1. Cases of Covid-19 in schools are rare given overall attendance:
- Pupils with confirmed Covid account for 0.2% of all pupils, and equate to < 1 per school overall
- PHE-recorded “outbreaks” (defined as 2+ cases linked to same setting) occurring in < 1 in 100 schools each week
2. Only a small % of pupils missing school due to Covid are confirmed cases
- Pupils with confirmed Covid are only 2.4% of all Covid-related absence
- For each of these pupils, a further 35 are sent home to self isolate & another 3 are unable to attend because of school issues
3. In some LAs schools send 50+ additional pupils home to self-isolate, for each confirmed Covid case

But this is less common than it was 4 weeks ago, which is why overall attendance is better than it was then. When this ratio is higher, attendance is lower – and vice versa
4. It’s no surprise that attendance is lower in areas with higher rates of Covid. After all, the best way to make schools safe and drive up attendance is to drive down community transmission.

BUT it’s not a clear-cut relationship, as the next graph shows:
The relationship is negative but there is really wide variation around it. Many local areas with same local Covid rate have wildly different attendance rates – and vice versa.
5. Some LAs manage to achieve high attendance even with high community rates of Covid.
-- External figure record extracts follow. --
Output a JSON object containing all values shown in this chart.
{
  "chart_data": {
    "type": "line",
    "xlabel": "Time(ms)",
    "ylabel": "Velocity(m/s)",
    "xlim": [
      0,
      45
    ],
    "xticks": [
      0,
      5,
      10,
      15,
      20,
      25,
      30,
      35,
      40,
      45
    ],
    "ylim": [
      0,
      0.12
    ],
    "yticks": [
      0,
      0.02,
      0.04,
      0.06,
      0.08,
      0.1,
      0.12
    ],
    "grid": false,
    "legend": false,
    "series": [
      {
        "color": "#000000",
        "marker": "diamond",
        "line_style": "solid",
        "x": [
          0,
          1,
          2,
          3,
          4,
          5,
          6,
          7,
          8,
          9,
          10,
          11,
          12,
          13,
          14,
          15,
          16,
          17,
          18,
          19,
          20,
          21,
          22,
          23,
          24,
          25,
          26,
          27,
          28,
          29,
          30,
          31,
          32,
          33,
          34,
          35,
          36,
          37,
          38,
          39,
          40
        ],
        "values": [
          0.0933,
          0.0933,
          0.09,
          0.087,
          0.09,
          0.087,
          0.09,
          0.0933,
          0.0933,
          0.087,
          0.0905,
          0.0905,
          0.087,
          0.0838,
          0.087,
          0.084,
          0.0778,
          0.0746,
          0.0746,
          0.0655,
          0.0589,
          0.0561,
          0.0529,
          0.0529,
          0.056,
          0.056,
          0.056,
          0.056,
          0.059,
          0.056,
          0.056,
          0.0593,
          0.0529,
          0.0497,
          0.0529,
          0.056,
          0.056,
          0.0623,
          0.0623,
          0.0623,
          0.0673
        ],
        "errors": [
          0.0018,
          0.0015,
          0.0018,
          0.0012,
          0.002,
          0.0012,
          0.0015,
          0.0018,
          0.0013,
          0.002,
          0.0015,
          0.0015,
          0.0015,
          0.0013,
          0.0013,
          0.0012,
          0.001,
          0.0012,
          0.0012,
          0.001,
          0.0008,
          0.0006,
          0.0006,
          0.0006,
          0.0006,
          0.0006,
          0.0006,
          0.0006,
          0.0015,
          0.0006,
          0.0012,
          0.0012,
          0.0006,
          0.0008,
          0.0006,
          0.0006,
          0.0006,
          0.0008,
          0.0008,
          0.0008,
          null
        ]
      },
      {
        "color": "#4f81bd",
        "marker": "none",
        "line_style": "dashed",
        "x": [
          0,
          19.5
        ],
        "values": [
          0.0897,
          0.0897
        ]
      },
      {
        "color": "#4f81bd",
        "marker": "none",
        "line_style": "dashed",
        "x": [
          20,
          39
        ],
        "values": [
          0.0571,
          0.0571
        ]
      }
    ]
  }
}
On 3 Dec, Blackburn with Darwen, Redbridge, Lincolnshire, Barking and Dagenham, Hartlepool and Leicester all achieved 80+% attendance – despite a local Covid rate of 250+ per 100,000 people
6. Using the attendance data, we’ve calculated our own estimates of missed classroom learning. Overall, pupils have missed 5 days since September due to Covid (3.5 days in primary, 6.3 days in secondary)

This is small: before the summer hols, pupils missed 65 days on average!
7. It also means a national 1-week closure of schools, or 1-week delay to start of next term), would double the amount of missed classroom learning this term. And a 2-week closure/delay would triple it.

Blanket measures like these have a huge impact on overall learning.
8. We also show this varies across England. Here are the 10 LAs with most missed classroom learning since September:

Download the full data here: https://www.childrenscommissioner.gov.uk/wp-content/uploads/2020/12/cco-la-missed-classroom-learning-estimates-autumn-2020.xlsx
9. These areas generally had lower educational outcomes and higher poverty rates before Covid-19. Unfortunately we see this pattern across England as a whole: more disadvantaged areas have been hit harder.

Missed schooling is a big social justice problem.
10. So we’re worried about some schools and areas being hit with a quadruple whammy:

- High disruption to attendance
- Increasing costs of supply staff (which means less to spend on catch-up)
- High poverty and disadvantage
- Poor educational outcomes before Covid
11. Today’s announcement on mass testing is a welcome, but schools also need more funding for Covid-related costs and priority access to vaccines.

The data above also shows that regional disparities can’t be ignored by the exams system and catch-up scheme.
12. These problems, along with increasing community levels of Covid, must be addressed. But with enough will and resources, it’s possible to deal with these without needing schools to close en masse.
13. Cases among children may have started rising again, but cases are going up across ALL age groups following the relaxation of the 2nd lockdown.

We are seeing an end-of-lockdown effect, not a schools-being-open effect.
14. Before the lockdown ended, cases among children were falling and attendance was improving – while schools stayed open.

We’ve seen this happen in Europe as well (HT @jburnmurdoch)
15. tl;dr: Schools have done really well this term, all things considered. We can see big issues in the data where schools need more help.

But it doesn’t require undoing all the progress this term, and doubling or tripling the amount of schooling that children will miss.